Scientists at The University of Nottingham have published research in the leading academic journal Science that challenges a long held belief about the way certain species of vertebrates evolved.
Dr Matt Loose and Dr Andrew Johnson who are experts in genetics and cell development in the School of Life Sciences carried out the research, funded by the Medical Research Council (MRC). It suggests that genes evolve more rapidly in species containing germ plasm. The results came about as they put to the test a novel theory that early developmental events dramatically alter the vertebrate body plan and the way evolution proceeds.
The original theory was proposed by Dr Johnson over 10 years ago. His view is that the relationship between the germ line (hereditary germ cells that create sperm and eggs) and the soma (cells which form the body of an organism) also impacts on species diversity. He argues that once a species evolves a substance called germ plasm, germ cells are independent of other cells, so constraints on somatic development are liberated and this enhances a species' ability to evolve. As a result, he says, vertebrates such as frogs, fruit flies and birds, which look unlike their ancestors, came about, and remarkably they evolved much faster than their ancestors did.
Taking a new look at embryology
Early in animal development a subset of cells in an embryo becomes committed to produce Primordial Germ Cells (PGCs). PGCs develop into sperm or eggs. The remaining cells develop as the soma, a term that describes all of the tissues that make up an individual's body. The germ line is an immortal cell lineage, passed on from generation to generation, and charged solely with producing a new embryo at fertilisation. The soma, on the other hand, dies off in every generation. In the most classic biological sense its job is to interpret the effects of natural selection in order to determine genetic fitness, leading to so called 'survival of the fittest'.
There are two known ways to make a PGC. There is preformation - material in the egg called germ plasm is inherited directly by a few cells in the embryo, and germ plasm instructs these cells to become PGCs. Alternatively, PGCs can develop without germ plasm. In this case PGCs can be induced to form by signals secreted from other cells, which are part of the soma. This is called epigenesis.
Dr Johnson said: "Biologists are accustomed to thinking about how adult somatic traits impact natural selection and the evolution of new species. What is much less clear is the role of embryological mechanisms in evolution, and how they might contribute to species diversity."
A new computer programme tested their hypothesis
In this latest publication Dr Loose put this theory to the test. He said: "To investigate the effect germ plasm has on sequence changes we had to look at as many sequences as possible nearly 12 million sequences were analysed and processed from 165 different species including mammals, reptiles, amphibians and fish."
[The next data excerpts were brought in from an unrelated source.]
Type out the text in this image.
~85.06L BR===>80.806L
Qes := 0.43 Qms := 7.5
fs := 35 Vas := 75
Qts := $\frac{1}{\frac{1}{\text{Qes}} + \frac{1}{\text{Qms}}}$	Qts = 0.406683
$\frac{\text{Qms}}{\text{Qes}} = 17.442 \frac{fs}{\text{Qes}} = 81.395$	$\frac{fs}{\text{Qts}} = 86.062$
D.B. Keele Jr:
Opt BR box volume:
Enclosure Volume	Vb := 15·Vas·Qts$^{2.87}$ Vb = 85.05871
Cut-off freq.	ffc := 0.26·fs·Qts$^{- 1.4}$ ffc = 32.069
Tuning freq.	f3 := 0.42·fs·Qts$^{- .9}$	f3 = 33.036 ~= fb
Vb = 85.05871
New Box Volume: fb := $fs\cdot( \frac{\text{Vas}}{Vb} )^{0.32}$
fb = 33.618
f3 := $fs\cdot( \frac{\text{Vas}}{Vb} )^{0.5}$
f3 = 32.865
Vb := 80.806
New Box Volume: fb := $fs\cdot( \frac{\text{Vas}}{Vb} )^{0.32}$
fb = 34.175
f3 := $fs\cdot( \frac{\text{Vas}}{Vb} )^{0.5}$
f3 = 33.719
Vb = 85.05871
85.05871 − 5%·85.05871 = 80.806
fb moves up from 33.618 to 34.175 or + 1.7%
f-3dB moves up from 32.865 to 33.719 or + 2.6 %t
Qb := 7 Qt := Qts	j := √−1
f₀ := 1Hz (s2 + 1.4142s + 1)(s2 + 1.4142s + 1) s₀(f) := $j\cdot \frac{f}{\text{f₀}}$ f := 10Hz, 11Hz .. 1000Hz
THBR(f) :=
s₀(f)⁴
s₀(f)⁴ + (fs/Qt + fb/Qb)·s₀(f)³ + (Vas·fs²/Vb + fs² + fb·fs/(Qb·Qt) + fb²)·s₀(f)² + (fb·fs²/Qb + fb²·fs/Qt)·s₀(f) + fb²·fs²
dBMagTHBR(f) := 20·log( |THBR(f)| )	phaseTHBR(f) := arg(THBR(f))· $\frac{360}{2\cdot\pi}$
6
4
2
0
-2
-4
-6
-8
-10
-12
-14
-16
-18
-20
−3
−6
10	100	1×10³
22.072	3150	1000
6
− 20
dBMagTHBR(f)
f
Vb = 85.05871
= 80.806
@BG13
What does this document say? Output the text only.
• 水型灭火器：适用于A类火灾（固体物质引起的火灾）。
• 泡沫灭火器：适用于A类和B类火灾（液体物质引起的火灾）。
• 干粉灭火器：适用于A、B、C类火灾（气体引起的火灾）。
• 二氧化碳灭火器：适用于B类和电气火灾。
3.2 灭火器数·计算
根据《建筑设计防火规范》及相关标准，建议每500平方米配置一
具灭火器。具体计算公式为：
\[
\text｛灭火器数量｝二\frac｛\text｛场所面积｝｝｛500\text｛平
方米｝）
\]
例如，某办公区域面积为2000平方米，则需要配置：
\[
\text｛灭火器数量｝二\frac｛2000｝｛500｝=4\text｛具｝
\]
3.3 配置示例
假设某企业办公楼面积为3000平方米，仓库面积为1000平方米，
With graduate student Teri Evans, Dr Loose wrote computer programmes to process these sequences and test the hypothesis. They compared DNA sequences from species that contain germ plasm with related species that use epigenesis instead. So, for example, they compared DNA from salamanders (epigenesis) with frogs (germ plasm), both of which are amphibians. Unexpectedly, they found that species with germ plasm have a faster rate of sequence change than those without. Thus, frogs evolve faster than salamanders. Similar comparisons with fish and reptile species identify the same pattern, suggesting it is a generalised feature of animal evolution. These results support the theory that germ plasm provides a selective advantage because it enables more rapid evolution. In addition, they support the view that the relationship between development of the germ line and soma shapes species diversity in the animal kingdom.
Dr Johnson said: "What Matt and I have been working on would not normally have been predicted. This paper shows that animals can evolve more rapidly with germ plasm. Typically evolution is thought to be a gradual process, but this work suggests that the evolution of germ plasm can lead to explosive radiations of species. Importantly, because of the accelerated rate of evolution, genetic similarities between species can differ from that expected from their phylogenetic relationships. This has broad implications across biological disciplines."
But the evolution of germ plasm comes at a price
One of the things that was initially intriguing was that early on we realized that embryos from animals with germ plasm were different than embryos that use epigenesis. In fact, the adult body forms of these animals were not like those of "typical vertebrates". This is why we developed the axolotl as an experimental model. Axolotls are "typical vertebrates", and they don't contain germ plasm. We found that the mechanisms that control axolotl development are conserved in mammalian embryos. However, they are not found in "conventional" models for vertebrate development, all of which have germ plasm. So when germ plasm evolves it leads to evolutionary dead ends. In other words, whereas salamander-like amphibians evolved into reptiles, then mammals, frogs could only evolve into other frogs. A lot of different frogs, but still just frogs. For this reason we think axolotl embryos have a very promising future as a model for human development.